I’m faithful to him. He knows what I do. He’s supportive.
My current boyfie
is an ambassador. The Ambassador of Uganda to Kenya. My ex was a Cabinet
Secretary. CS for Defence. My first love was a minister. Minister of State for
Internal Security. That is long before the dawn of the new constitution. I have
also had my time with bad boys, from Nigerian drug lords to criminal
masterminds and gangster wannabe musicians who earned me what I am famous for –
Video Vixen.
You see the
guys I sleep with? That’s why I am a spy. And how old am I? You won’t believe
it. I am twenty-four. I haven’t seen better days yet. And before you start
doing the math, I have only slept with three men, as all women do – my current
boyfriend, my ex and my first love.
The National Intelligence
Service guys picked me up on the day the minister for internal security dumped
me. The fool had come to his senses and decided to go back to his family, a
post-menopausal old hag and a bunch of intellectually challenged excuses of
human beings he called children.
I was drowning
in my own sorrow when he (the spy)
approached me. He was TDH. Typical rebound guy. But he was not interested.
He recruited
me. And trained me. Then I was sent out. That’s how I ended up falling for the
CS. And when the idiot got tired of me in a record two months, the Ambassador
offered a shoulder to cry on. He bought me the alcohol I nursed the wounds in
my heart with.
The Ambassador
passes on sensitive info to me, and I pass it on to NIS. He has promised to
take me with him to UG when his term expires. Take me as a second wife. Or I might
even make him divorce his wife. He is going to enter politics. That’s what NIS
is banking on.
So far I have
raised questions with Uganda intelligence services. Their antennas are up. The
Direction Finders have zeroed in on me. Triangulating. I am a girl to watch.

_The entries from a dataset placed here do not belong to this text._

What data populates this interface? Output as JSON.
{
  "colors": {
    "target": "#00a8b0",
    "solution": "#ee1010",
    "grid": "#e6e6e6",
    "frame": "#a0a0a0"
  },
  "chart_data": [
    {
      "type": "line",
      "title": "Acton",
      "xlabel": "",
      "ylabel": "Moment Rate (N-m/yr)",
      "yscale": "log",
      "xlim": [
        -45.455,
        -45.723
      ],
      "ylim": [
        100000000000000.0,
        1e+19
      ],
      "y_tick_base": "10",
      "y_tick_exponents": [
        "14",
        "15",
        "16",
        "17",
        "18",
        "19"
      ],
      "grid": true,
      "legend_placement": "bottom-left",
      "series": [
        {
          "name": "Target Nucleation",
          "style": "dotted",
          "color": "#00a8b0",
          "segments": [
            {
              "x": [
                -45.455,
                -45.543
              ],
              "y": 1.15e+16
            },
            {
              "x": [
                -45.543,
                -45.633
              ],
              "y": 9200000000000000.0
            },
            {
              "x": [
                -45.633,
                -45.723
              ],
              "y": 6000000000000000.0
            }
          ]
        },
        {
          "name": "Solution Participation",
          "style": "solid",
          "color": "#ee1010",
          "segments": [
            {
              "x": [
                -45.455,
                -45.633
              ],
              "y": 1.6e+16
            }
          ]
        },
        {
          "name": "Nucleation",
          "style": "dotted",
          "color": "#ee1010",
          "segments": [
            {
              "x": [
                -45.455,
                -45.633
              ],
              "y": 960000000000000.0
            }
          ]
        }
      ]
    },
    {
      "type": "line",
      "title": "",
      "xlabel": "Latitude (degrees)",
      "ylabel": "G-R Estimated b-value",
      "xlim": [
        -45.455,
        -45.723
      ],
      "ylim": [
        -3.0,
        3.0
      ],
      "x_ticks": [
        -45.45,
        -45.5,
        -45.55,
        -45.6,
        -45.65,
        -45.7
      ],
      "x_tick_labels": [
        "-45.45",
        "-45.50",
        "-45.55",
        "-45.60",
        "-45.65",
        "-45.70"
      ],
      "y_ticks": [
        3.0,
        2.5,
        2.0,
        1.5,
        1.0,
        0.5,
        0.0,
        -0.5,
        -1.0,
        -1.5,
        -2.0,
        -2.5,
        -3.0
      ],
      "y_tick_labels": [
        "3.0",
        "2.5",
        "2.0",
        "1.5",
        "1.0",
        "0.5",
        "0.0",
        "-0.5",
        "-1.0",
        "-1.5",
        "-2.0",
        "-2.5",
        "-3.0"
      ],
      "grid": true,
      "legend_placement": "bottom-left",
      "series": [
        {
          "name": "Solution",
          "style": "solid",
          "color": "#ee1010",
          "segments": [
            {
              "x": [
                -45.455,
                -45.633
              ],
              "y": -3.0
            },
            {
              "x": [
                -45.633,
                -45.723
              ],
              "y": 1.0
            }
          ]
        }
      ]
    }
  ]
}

Twice I have being picked and grilled by the Internal Security Organization
(ISO) while in Uganda with my beloved.
Theirs will
always be conjecture. Isn’t that what intel guys do? They will never get me, my
records are clean, and thanks to the media for publicizing my booty and boobs,
I am socialite, preferably sexpreneur, who sees business opportunities from
dimwits who can’t zip it up for the sake of their boring wives.
I am just a
girl in love, unlucky to fall for the diplomatic corps, dignitaries and policy
makers. Love knows no boundaries, right?
And do I love
my beau? God, yes. Very much. He brings out this girl in me that I barely know.